Entropy driven thermo-gelling vitrimer

TL;DR

This paper introduces a novel entropy-driven thermo-gelling vitrimer that remains liquid due to protector molecules, but transitions to a gel at high temperature through entropy-driven crosslinking, with tunable activation barriers.

Contribution

It presents a new vitrimer design with entropy-driven gelation, supported by a mean field theory and simulations, enabling stable high-temperature biomedical applications.

Findings

The vitrimer remains liquid due to protector molecules.

High-temperature gelation is driven by entropy increase.

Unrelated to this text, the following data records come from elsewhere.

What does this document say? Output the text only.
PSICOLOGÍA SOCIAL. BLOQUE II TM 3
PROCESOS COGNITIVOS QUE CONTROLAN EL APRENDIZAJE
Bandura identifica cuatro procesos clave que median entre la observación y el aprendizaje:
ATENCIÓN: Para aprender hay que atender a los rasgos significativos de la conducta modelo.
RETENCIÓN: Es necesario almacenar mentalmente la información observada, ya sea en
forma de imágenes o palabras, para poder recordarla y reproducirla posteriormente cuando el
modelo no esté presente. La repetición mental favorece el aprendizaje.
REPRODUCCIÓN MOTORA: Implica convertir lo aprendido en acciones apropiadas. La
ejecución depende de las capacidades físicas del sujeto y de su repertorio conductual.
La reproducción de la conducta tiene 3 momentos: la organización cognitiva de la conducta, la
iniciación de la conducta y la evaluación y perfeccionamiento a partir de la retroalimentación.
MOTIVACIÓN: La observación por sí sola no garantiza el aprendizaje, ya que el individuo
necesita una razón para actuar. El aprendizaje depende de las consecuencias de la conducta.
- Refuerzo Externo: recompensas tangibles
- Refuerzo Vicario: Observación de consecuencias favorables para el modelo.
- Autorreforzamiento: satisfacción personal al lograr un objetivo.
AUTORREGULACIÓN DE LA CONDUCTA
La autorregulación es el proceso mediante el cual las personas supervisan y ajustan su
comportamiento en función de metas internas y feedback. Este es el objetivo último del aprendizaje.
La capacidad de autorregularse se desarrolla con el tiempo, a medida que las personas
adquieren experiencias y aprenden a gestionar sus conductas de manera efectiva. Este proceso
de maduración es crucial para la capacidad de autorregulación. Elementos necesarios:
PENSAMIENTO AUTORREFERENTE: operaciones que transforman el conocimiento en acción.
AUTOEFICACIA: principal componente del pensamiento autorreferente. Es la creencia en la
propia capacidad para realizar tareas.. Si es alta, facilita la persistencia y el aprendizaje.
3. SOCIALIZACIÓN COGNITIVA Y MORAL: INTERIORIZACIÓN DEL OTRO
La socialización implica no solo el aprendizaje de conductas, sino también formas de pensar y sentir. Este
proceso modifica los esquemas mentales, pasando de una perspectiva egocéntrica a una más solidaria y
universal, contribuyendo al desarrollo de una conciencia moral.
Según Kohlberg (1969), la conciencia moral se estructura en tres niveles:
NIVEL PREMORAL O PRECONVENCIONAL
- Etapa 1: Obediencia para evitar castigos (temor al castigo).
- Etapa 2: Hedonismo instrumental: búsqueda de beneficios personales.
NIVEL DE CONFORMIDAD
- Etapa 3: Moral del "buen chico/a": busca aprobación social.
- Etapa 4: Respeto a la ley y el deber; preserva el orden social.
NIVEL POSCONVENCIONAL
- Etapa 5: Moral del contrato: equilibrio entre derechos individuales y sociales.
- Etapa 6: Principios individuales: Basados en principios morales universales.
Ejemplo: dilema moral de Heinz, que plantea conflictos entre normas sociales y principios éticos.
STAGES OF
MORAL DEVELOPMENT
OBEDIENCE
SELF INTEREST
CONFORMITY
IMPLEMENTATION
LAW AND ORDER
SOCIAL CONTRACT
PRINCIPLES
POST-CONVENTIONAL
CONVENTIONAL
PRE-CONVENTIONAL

Catalysts can tune activation barriers for gel formation.

Abstract

Thermo-gelling polymers have been envisioned as promising smart biomaterials but limited to their weak mechanical and thermodynamic stabilities. Here we propose a new thermo-gelling vitrimer, which remains at a liquid state because of the addition of protector molecules preventing the crosslinking, and with increasing temperature, an entropy driven crosslinking occurs to induce the sol-gel transition. Moreover, we find that the activation barrier in the metathesis reaction of vitrimers plays an important role, and experimentally one can use catalysts to tune the activation barrier to drive the vitrimer to form an equilibrium gel at high temperature, which is not subject to any thermodynamic instability. We formulate a mean field theory to describe the entropy driven crosslinking of the vitrimer, which agrees quantitatively with computer simulations, and paves the way for design and fabrication of novel vitrimers for biomedical applications.